First, spindle counts based only on referential EEG may underestimate the number of focal spindle-like thalamocortical events. Many local events may be invisible to scalp EEG but detectable with MEG or intracranial recordings.
Second, spindle synchrony should not be assumed from EEG coherence alone. High EEG coherence may reflect true large-scale synchrony, but it is also shaped by the large leadfields of referential EEG. MEG and intracranial data can reveal local asynchrony within the broader event.
Third, different spindle subtypes may not merely differ in frequency, duration, or frontal/parietal dominance. They may differ in their degree of spatial recruitment and in the balance between focal and diffuse thalamocortical systems.
Finally, the transition from MEG-only to MEG+EEG spindles may provide a useful experimental handle on the mechanisms by which local oscillations become global brain states. This transition is where the physics of measurement and the physiology of recruitment meet.
Implications for oscillations and synchrony more broadly
Although this paper focuses on sleep spindles, the conceptual issue extends to many neural oscillations. Oscillatory synchrony is often inferred from sensor-level coherence, phase-locking, or amplitude correlation. But sensor-level synchrony is always filtered through the measurement apparatus. The spatial scale and orientation of the source, the conductivity structure of the head, and the leadfield properties of the modality all shape what appears synchronous.
This is especially important when interpreting large-scale rhythms such as alpha, beta, gamma, slow oscillations, and pathological rhythms. A rhythm that appears global in EEG may have local structure that is not visible without MEG or intracranial recordings. Conversely, focal activity visible in MEG or ECoG may fail to produce a scalp signature unless it recruits a sufficiently large or appropriately oriented source distribution.
The broader lesson is that synchrony is not a single-level concept. There is microscopic synchrony among neurons and local circuits; mesoscopic synchrony among cortical columns or areas; macroscopic synchrony visible in scalp fields; and measurement-induced synchrony arising from spatial mixing. These levels are related, but they are not identical.
For this reason, the study of neural synchrony requires both physiology and physics. One needs models of thalamocortical dynamics, but also models of how those dynamics project to sensors.
Conclusion: the EEG spindle as an emergent macroscopic event
The main message of the paper is that the familiar synchronous EEG spindle may emerge from a more local and asynchronous MEG-visible process. MEG gradiometers often detect focal spindle activity that does not appear in referential EEG. When EEG spindles do appear, they are usually accompanied by MEG activity, and that MEG activity begins earlier and ends later. The transition from MEG-only to MEG+EEG spindles is associated not primarily with a large increase in MEG amplitude or coherence, but with recruitment of more MEG channels and a shift toward frontocentral regions.

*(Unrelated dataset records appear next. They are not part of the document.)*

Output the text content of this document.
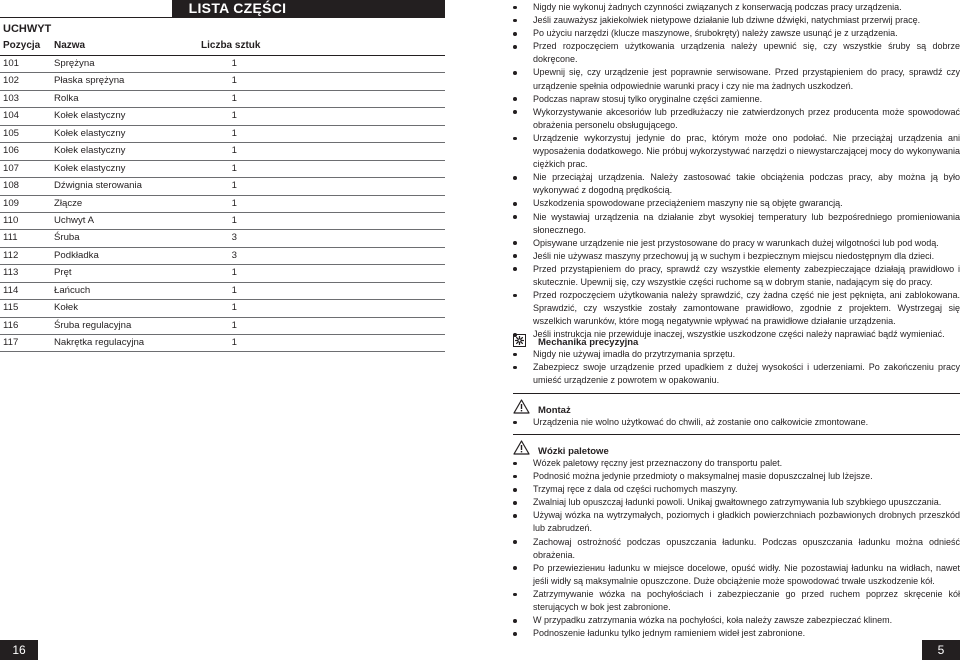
LISTA CZĘŚCI
UCHWYT
Pozycja Nazwa	Liczba sztuk
101	Sprężyna	1
102	Płaska sprężyna	1
103	Rolka	1
104	Kołek elastyczny	1
105	Kołek elastyczny	1
106	Kołek elastyczny	1
107	Kołek elastyczny	1
108	Dźwignia sterowania	1
109	Złącze	1
110	Uchwyt A	1
111	Śruba	3
112	Podkładka	3
113	Pręt	1
114	Łańcuch	1
115	Kołek	1
116	Śruba regulacyjna	1
117	Nakrętka regulacyjna	1
Nigdy nie wykonuj żadnych czynności związanych z konserwacją podczas pracy urządzenia.
Jeśli zauważysz jakiekolwiek nietypowe działanie lub dziwne dźwięki, natychmiast przerwij pracę.
Po użyciu narzędzi (klucze maszynowe, śrubokręty) należy zawsze usunąć je z urządzenia.
Przed rozpoczęciem użytkowania urządzenia należy upewnić się, czy wszystkie śruby są dobrze dokręcone.
Upewnij się, czy urządzenie jest poprawnie serwisowane. Przed przystąpieniem do pracy, sprawdź czy urządzenie spełnia odpowiednie warunki pracy i czy nie ma żadnych uszkodzeń.
Podczas napraw stosuj tylko oryginalne części zamienne.
Wykorzystywanie akcesoriów lub przedłużaczy nie zatwierdzonych przez producenta może spowodować obrażenia personelu obsługującego.
Urządzenie wykorzystuj jedynie do prac, którym może ono podołać. Nie przeciążaj urządzenia ani wyposażenia dodatkowego. Nie próbuj wykorzystywać narzędzi o niewystarczającej mocy do wykonywania ciężkich prac.
Nie przeciążaj urządzenia. Należy zastosować takie obciążenia podczas pracy, aby można ją było wykonywać z dogodną prędkością.
Uszkodzenia spowodowane przeciążeniem maszyny nie są objęte gwarancją.
Nie wystawiaj urządzenia na działanie zbyt wysokiej temperatury lub bezpośredniego promieniowania słonecznego.
Opisywane urządzenie nie jest przystosowane do pracy w warunkach dużej wilgotności lub pod wodą.
Jeśli nie używasz maszyny przechowuj ją w suchym i bezpiecznym miejscu niedostępnym dla dzieci.
Przed przystąpieniem do pracy, sprawdź czy wszystkie elementy zabezpieczające działają prawidłowo i skutecznie. Upewnij się, czy wszystkie części ruchome są w dobrym stanie, nadającym się do pracy.
Przed rozpoczęciem użytkowania należy sprawdzić, czy żadna część nie jest pęknięta, ani zablokowana. Sprawdzić, czy wszystkie zostały zamontowane prawidłowo, zgodnie z projektem. Wystrzegaj się wszelkich warunków, które mogą negatywnie wpływać na prawidłowe działanie urządzenia.
Jeśli instrukcja nie przewiduje inaczej, wszystkie uszkodzone części należy naprawiać bądź wymieniać.
Mechanika precyzyjna
Nigdy nie używaj imadła do przytrzymania sprzętu.
Zabezpiecz swoje urządzenie przed upadkiem z dużej wysokości i uderzeniami. Po zakończeniu pracy umieść urządzenie z powrotem w opakowaniu.
Montaż
Urządzenia nie wolno użytkować do chwili, aż zostanie ono całkowicie zmontowane.
Wózki paletowe
Wózek paletowy ręczny jest przeznaczony do transportu palet.
Podnosić można jedynie przedmioty o maksymalnej masie dopuszczalnej lub lżejsze.
Trzymaj ręce z dala od części ruchomych maszyny.
Zwalniaj lub opuszczaj ładunki powoli. Unikaj gwałtownego zatrzymywania lub szybkiego upuszczania.
Używaj wózka na wytrzymałych, poziomych i gładkich powierzchniach pozbawionych drobnych przeszkód lub zabrudzeń.
Zachowaj ostrożność podczas opuszczania ładunku. Podczas opuszczania ładunku można odnieść obrażenia.
Po przewieziениu ładunku w miejsce docelowe, opuść widły. Nie pozostawiaj ładunku na widłach, nawet jeśli widły są maksymalnie opuszczone. Duże obciążenie może spowodować trwałe uszkodzenie kół.
Zatrzymywanie wózka na pochyłościach i zabezpieczanie go przed ruchem poprzez skręcenie kół sterujących w bok jest zabronione.
W przypadku zatrzymania wózka na pochyłości, koła należy zawsze zabezpieczać klinem.
Podnoszenie ładunku tylko jednym ramieniem wideł jest zabronione.
16	5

This leads to a revised view of spindle generation. Rather than a single monolithic synchronous generator, the spindle-generating system may consist of local thalamocortical domains that can remain focal or recruit broader networks. MEG is sensitive to the focal components. EEG is sensitive to the distributed coherent state that sometimes emerges from them.

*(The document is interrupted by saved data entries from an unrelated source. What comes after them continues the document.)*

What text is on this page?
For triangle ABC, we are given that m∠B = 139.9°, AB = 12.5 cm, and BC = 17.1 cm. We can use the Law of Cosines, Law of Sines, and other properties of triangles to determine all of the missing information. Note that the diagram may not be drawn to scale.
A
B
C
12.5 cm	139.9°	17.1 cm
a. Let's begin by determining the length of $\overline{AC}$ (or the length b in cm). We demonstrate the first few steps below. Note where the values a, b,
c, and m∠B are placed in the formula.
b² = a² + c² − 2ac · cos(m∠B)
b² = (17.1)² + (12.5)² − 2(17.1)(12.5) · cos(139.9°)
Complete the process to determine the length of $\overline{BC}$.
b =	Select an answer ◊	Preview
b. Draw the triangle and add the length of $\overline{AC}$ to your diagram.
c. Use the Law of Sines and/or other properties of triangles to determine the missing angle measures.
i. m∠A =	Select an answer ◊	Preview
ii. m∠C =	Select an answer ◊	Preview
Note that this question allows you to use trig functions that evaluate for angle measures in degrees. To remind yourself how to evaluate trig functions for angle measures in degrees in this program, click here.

In this view, the EEG spindle is not the beginning of the event. It is the macroscopic expression of a process already underway.
That distinction matters. It changes how we interpret scalp synchrony, how we model thalamocortical oscillations, and how we think about the relationship between local circuit dynamics and global brain states during sleep. It also illustrates a general principle for neurophysiology: what we observe as a coherent brain rhythm is always the result of both neural dynamics and measurement physics. Understanding one without the other is incomplete.